O hábito de colecionar figurinhas apaixonou várias gerações de brasileiros. Na primeira metade do século passado, essa prática foi estimulada pela marca de sabonete Eucalol, produzida pela Perfumaria Myrta S/A, que distribuía figuras estampadas junto com o produto para alavancar as vendas. A empresa foi fundada no Rio de Janeiro, em 1917, pelo imigrante alemão de origem judaica Paulo Stern. A princípio, vendia artigos de outras companhias, como sabonete Marfim, pó de arroz Bijou e água de colônia Parisiense. Em 1923, com a chegada de Ricardo (irmão de Paulo) ao Brasil, os Stern começaram a fabricar uma linha própria de higiene pessoal, que incluía talco e pasta de dente, além de sabonete.
A bem da verdade, a iniciativa de agregar figurinhas às embalagens foi adotada para superar uma dificuldade de mercado. No primeiro momento, o sabonete não teve boa aceitação, e a razão disso é, no mínimo, curiosa. As pessoas estavam acostumadas com sabonetes que vinham nas cores rosa e branco, e não verdes, como o Eucalol (o nome tinha a ver com a essência eucaliptol, de fragrância penetrante, usada na composição do produto). Para reverter o quadro, foi criado um concurso de poemas. “Banho, para uns é de sol/Outros de mar o preferem/Uns banho de igreja querem/Mas eu cá de todo me assanho/Se penso em tomar um banho/ Com sabonete Eucalol” – esse foi o poema vencedor, com direito a prêmio em dinheiro (um conto de réis) e publicação na imprensa sob os auspícios do Eucalol.
Porém, a jogada de marketing não surtiu o efeito desejado e foi preciso buscar outra solução para cativar os clientes. Por essa época, colecionar figurinhas estampadas estava na moda na Europa. Lá, havia a tradição das estampas da Liebig, fabricante de caldo e extrato de carnes, desde 1872, incorporada por marcas de chocolates e cigarros. Sabendo disso, os irmãos Stern instituíram as “estampas Eucalol” em uma última tentativa de salvar as vendas do sabonete (com o tempo, as figuras acompanharam outros produtos, como creme dental e fixador de penteado). Acredite: foi um sucesso estrondoso.

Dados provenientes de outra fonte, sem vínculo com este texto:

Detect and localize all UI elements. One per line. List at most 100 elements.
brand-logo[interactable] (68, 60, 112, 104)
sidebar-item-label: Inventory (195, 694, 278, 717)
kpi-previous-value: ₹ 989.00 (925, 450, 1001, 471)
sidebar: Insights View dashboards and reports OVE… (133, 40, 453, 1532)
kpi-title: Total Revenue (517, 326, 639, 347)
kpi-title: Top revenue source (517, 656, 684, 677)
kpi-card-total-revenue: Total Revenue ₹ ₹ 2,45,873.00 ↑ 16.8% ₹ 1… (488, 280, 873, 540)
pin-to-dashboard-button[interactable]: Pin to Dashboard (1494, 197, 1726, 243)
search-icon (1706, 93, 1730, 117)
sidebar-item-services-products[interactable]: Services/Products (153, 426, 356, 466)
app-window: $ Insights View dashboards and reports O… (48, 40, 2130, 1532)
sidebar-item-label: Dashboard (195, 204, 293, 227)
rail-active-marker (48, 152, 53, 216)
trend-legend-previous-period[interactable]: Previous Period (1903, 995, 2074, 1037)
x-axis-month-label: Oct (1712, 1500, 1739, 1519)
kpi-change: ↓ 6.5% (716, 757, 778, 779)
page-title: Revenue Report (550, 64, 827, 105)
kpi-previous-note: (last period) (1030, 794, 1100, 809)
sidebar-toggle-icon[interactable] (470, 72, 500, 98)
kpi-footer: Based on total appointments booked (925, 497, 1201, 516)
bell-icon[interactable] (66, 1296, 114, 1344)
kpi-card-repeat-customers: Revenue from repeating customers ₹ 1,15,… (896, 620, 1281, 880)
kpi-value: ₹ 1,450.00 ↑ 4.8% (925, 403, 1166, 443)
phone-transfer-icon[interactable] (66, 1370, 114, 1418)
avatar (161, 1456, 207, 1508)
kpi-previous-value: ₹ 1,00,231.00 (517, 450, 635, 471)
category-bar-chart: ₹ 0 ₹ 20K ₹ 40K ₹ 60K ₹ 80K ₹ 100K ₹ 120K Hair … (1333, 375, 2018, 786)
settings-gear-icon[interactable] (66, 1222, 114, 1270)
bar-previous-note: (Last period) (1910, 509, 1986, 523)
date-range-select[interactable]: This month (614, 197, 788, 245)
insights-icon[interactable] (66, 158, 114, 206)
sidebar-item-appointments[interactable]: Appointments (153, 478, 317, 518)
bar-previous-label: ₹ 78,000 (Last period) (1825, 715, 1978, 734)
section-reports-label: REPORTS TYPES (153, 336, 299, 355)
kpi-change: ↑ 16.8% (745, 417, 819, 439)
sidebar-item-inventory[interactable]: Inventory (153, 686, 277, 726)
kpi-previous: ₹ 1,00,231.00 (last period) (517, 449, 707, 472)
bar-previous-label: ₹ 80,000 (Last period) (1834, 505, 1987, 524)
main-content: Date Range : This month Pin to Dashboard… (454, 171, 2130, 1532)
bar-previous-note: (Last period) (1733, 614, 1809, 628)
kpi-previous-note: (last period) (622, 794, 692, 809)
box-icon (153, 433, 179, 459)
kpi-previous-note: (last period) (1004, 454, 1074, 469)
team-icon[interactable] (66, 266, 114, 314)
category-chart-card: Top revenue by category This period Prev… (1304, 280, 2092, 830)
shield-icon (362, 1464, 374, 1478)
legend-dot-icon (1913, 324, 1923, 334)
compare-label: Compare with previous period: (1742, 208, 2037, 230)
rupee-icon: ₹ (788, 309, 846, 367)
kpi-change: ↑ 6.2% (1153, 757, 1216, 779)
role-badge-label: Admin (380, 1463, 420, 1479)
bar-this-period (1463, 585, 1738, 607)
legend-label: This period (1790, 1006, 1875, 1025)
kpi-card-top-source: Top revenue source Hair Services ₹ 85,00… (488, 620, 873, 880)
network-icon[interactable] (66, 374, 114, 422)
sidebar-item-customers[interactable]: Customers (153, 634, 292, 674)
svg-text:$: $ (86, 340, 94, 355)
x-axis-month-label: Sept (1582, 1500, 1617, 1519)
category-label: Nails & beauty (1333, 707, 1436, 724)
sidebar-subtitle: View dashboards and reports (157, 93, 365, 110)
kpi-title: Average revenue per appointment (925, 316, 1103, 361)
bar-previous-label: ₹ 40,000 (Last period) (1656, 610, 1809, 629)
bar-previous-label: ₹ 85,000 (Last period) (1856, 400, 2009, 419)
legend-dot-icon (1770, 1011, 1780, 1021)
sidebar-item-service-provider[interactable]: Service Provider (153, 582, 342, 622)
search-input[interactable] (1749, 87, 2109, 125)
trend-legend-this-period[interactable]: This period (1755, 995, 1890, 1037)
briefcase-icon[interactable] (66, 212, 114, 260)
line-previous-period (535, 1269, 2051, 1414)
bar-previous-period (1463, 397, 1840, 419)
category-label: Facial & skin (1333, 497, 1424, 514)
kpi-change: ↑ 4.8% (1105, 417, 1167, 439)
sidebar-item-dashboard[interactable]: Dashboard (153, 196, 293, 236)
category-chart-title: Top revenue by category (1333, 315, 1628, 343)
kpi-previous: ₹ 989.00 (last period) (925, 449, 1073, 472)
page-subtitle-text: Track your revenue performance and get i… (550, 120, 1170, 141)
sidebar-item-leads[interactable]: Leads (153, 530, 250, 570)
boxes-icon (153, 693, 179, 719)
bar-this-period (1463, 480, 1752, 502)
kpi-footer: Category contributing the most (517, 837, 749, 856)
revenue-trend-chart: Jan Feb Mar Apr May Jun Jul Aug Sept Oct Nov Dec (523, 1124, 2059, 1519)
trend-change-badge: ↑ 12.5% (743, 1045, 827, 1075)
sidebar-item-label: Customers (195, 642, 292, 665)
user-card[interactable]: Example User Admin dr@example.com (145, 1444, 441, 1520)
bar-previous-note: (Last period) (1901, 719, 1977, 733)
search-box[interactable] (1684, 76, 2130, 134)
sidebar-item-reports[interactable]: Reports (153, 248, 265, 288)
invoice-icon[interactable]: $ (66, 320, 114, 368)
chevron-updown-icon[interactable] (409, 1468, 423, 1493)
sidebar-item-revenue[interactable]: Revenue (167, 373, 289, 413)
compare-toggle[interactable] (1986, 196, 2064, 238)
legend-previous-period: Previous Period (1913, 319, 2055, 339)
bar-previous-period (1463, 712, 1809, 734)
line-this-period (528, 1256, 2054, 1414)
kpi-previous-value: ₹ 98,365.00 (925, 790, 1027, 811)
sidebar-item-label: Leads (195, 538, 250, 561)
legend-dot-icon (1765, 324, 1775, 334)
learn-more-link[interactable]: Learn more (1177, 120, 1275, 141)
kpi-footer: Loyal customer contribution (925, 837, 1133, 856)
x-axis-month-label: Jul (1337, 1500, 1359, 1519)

De 1930 a 1957, a Perfumaria Myrta S/A lançou 54 séries de figurinhas, totalizando 2,4 mil estampas. Impressas em cartolina, elas abordavam temas de apelo nacional, como “A Vida de Santos Dumont”, “Aves do Brasil” e “Lendas Brasileiras”, alternados com outros de inspiração universal, a exemplo de “Dom Quixote” e “Compositores Célebres” (neste caso, incluindo o brasileiro Carlos Gomes). Um episódio insólito aconteceu na Segunda Guerra Mundial: em uma série de bandeiras de países, as da Alemanha, da Itália e do Japão (que formavam o eixo inimigo) foram queimadas no pátio da fábrica. Colecionadores que reclamaram dos espaços vazios em seus álbuns receberam de consolo cartões com a indicação de que tais estampas não haviam sido disponibilizadas.
As estampas Eucalol fizeram parte da vida brasileira por quase três décadas. Em Porto Alegre, o acervo do Museu Joaquim José Felizardo conta com cerca de 600 avulsas, além de cinco álbuns incompletos, totalizando mais de mil figurinhas. É uma relíquia que remonta a uma época em que as técnicas de marketing não estavam tão evoluídas como hoje e dependiam da intuição e do arrojo dos empreendedores.